O Supremo Tribunal Federal atribuiu eficácia retroativa à decisão de mérito proferida naquele recurso extraordinário, sendo nulo o índice de correção monetária declarado inconstitucional (Taxa Referencial) desde a data da edição da lei pela qual estabelecido (Lei n. 11.960/2009).
Contudo, a decisão do STF acima colacionada traz os parâmetros gerais sobre as condenações envolvendo a Fazenda Pública e declara que a TR é inconstitucional. No entanto, vários temas não foram enfrentados pelo STF, razão pela qual o STJ teve que se debruçar sobre o tema.
Assim, o STJ analisou os índices de correção monetária e taxas de juros que deveriam ser aplicados em cada um dos assuntos. Vejamos:
O art. 1º-F da Lei nº 9.494/1997 (com redação dada pela Lei nº 11.960/2009), na parte em que estabelece a incidência de juros de mora nos débitos da Fazenda Pública com base no índice oficial de remuneração da caderneta de poupança, aplica-se às condenações impostas à Fazenda Pública, excepcionadas as condenações oriundas de relação jurídico-tributária. STJ. 1ª Seção. REsp 1.495.146-MG, Rel. Min. Mauro Campbell Marques, julgado em 22/02/2018 (recurso repetitivo) (Info 620).
As condenações judiciais de natureza administrativa em geral, sujeitam-se aos seguintes encargos: a) até dezembro/2002: juros de mora de 0,5% ao mês; correção monetária de acordo com os índices previstos no Manual de Cálculos da Justiça Federal, com destaque para a incidência do IPCA-E a partir de janeiro/2001; b) no período posterior à vigência do CC/2002 e anterior à vigência da Lei nº 11.960/2009: juros de mora correspondentes à taxa Selic, vedada a cumulação com qualquer outro índice; c) no período posterior à vigência da Lei nº 11.960/2009: juros de mora segundo o índice de remuneração da caderneta de poupança; correção monetária com base no IPCA-E.STJ. 1ª Seção. REsp 1.495.146-MG, Rel. Min. Mauro Campbell Marques, julgado em 22/02/2018 (recurso repetitivo) (Info 620).
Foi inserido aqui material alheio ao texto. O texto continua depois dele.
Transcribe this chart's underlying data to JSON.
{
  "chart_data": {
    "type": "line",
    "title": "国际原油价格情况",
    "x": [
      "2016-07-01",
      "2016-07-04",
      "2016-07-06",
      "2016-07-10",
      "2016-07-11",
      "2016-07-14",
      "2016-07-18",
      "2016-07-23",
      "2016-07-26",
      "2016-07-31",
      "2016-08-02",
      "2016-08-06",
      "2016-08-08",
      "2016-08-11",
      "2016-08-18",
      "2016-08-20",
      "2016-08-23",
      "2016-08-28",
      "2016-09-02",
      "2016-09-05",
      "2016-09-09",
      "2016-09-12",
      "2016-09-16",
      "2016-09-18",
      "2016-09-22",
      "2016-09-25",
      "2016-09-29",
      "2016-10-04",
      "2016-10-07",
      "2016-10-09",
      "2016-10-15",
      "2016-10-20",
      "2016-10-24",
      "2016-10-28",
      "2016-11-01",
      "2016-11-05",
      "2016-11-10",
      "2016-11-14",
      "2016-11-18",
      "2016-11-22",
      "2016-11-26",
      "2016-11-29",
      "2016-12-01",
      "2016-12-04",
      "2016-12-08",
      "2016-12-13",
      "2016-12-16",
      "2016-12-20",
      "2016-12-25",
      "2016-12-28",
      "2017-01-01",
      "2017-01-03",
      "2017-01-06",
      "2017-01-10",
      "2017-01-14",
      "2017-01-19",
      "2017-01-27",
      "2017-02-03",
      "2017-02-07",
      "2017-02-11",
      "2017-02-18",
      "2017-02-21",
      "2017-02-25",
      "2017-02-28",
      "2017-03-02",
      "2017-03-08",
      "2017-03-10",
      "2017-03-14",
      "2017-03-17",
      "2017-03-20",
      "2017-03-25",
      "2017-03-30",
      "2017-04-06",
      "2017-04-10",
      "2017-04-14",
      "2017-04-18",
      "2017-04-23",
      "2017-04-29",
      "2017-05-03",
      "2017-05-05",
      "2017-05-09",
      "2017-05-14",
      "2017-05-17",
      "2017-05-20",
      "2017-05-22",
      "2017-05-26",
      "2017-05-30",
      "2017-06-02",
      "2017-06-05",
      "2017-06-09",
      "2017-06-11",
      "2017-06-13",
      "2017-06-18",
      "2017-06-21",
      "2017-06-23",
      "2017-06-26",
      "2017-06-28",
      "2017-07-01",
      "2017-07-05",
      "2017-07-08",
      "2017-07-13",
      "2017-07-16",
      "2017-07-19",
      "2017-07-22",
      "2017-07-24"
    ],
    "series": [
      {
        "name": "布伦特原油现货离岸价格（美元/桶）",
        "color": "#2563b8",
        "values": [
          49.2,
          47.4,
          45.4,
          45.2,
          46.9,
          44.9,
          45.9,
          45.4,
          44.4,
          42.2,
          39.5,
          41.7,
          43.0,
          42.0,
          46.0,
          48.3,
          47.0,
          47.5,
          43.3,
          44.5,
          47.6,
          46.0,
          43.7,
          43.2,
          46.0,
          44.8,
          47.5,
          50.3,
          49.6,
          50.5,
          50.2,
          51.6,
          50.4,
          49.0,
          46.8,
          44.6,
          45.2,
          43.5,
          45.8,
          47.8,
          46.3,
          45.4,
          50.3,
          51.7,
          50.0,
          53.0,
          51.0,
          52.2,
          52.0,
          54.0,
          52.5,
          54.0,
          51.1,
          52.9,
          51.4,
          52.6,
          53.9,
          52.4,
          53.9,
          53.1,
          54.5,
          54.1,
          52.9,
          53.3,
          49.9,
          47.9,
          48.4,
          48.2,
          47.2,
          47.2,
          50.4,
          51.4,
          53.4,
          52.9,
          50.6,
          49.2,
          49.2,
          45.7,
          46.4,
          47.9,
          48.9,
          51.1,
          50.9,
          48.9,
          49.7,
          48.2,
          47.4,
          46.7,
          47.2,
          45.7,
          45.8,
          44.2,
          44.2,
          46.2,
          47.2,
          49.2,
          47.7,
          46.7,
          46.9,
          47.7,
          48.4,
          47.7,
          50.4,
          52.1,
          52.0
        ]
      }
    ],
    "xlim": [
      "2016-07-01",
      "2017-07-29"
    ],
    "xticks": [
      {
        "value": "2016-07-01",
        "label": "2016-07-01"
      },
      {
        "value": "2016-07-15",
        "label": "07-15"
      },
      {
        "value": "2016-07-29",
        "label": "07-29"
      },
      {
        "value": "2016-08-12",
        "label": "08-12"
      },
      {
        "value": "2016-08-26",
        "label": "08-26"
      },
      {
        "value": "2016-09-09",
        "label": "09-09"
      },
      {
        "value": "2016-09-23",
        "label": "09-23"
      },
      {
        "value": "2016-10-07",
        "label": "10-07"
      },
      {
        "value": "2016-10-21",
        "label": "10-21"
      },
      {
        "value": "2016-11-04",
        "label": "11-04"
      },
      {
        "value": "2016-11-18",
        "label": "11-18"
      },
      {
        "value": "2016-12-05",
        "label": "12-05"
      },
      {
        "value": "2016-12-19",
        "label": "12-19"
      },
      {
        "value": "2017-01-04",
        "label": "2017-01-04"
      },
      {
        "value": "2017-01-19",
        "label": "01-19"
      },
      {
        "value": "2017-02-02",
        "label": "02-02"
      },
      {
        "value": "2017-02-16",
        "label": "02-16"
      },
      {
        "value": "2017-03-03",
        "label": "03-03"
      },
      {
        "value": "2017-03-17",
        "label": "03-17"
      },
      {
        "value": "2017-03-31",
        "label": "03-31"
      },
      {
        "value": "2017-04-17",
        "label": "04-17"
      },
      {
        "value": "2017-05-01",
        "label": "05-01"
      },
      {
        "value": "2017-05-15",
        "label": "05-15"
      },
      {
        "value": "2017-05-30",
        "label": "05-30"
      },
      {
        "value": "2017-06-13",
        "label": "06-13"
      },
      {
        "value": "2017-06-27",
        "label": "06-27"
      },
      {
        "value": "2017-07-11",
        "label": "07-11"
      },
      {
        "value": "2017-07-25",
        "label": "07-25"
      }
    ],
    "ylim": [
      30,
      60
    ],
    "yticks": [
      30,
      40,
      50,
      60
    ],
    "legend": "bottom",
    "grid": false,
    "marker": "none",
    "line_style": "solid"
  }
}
As condenações judiciais referentes a servidores e empregados públicos, sujeitam-se aos seguintes encargos: a) até julho/2001: juros de mora: 1% ao mês (capitalização simples); correção monetária: índices previstos no Manual de Cálculos da Justiça Federal, com destaque para a incidência do IPCA-E a partir de janeiro/2001; b) agosto/2001 a junho/2009: juros de mora: 0,5% ao mês; correção monetária: IPCA-E; c) a partir de julho/2009: juros de mora: remuneração oficial da caderneta de poupança; correção monetária: IPCA-E. STJ. 1ª Seção. REsp 1.495.146-MG, Rel. Min. Mauro Campbell Marques, julgado em 22/02/2018 (recurso repetitivo) (Info 620).
No presente caso, como estamos tratando de acidente no trânsito que se relaciona com agente causador um servidor público, o índice a ser utilizado para o juros de mora é a remuneração oficial da caderneta de poupança e a correção monetária pelo IPCA-E, na forma do art. 1º-F da Lei 9.494/97 (com redação dada pela Lei 11.960/2009), índice 3.1.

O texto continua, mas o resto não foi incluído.